Hard-hit rate | FB/LD rate on hard contact | SLG on hard contact
March/April: 52.8% | 42.1% | .421
May: 62.1% | 61.1% | .667
June: 54% | 61.8% | 1.000
July: 53.6% | 76.7% | 1.067
August: 53.2% | 57.6% | 1.182
Even with a higher-than-normal ground-ball rate, when you're hitting the ball hard with such regularity, not everything is going to drop. Yet Morales has seemingly ran into as much trouble as anyone here. His 88 hard-hit outs trail only Santana (93), Manny Machado (92) and Anthony Rizzo (89).
By using hit probability, which examines exit velocity and launch angle, Statcast™ can measure a hitter's batted-ball profile to determine what their batting average and slugging percentage should be. And for Morales, those figures are significantly higher than what they actually are.
Morales' expected slugging percentage (xSLG) is .617, 133 points higher than his actual mark, and his expected batting average (xBA) is .307, 43 points higher.

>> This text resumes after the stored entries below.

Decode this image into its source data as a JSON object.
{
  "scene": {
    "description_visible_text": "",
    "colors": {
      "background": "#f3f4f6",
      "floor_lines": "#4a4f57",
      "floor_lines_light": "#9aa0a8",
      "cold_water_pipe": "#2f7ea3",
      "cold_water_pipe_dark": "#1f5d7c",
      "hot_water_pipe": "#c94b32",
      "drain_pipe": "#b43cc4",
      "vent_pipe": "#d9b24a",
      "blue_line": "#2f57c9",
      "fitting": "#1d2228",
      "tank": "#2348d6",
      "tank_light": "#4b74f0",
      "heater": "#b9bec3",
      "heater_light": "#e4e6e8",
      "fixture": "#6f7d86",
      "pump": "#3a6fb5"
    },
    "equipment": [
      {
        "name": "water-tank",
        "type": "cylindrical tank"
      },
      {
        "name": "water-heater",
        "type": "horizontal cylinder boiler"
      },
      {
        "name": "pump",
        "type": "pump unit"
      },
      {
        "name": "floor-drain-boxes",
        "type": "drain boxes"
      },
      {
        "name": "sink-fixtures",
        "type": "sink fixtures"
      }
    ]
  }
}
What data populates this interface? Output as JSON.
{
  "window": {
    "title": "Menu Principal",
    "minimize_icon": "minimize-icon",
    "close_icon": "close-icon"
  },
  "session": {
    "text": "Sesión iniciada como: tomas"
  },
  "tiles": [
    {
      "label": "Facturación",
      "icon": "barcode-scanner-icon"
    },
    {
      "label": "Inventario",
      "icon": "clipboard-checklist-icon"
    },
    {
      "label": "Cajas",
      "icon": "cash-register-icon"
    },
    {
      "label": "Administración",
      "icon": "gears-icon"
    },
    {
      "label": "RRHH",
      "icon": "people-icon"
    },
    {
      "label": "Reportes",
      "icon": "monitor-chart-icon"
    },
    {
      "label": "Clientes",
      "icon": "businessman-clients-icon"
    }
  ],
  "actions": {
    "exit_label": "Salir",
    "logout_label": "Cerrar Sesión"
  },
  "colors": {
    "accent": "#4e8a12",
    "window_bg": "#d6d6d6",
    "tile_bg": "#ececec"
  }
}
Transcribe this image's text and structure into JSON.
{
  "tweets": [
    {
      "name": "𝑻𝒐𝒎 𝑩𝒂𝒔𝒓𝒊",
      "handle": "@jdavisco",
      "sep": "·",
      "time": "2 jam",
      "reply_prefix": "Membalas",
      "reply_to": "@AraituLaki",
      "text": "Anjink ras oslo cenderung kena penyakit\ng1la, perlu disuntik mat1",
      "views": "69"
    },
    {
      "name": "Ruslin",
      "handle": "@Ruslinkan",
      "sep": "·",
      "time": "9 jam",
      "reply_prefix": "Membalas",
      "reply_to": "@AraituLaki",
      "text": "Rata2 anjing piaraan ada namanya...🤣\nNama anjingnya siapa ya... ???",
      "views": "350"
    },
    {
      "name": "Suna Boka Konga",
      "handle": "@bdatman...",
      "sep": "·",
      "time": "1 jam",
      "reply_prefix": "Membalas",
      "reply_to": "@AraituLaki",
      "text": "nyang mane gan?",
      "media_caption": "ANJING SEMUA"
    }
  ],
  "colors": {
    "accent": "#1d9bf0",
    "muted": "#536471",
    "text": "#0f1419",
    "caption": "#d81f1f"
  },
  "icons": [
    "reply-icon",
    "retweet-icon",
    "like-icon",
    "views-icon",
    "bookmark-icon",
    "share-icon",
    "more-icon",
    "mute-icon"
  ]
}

Those margins are the second- and fifth-widest among 364 hitters with at least 150 plate appearances. The large gap here is partially due to Morales' lack of foot speed and that defenses shift him heavily (47 percent of plate appearances, well above the MLB average of 17.4 percent), but it also shows that based on the quality of contact off his bat, his hitting skill remains more impressive than his actual slash line would indicate. Morales' xBA of .328 since the start of June leads the Majors.
Whether or not historic implications continue after tonight, Morales' offensive surge through the summer has been remarkable -- and perhaps not a fluke.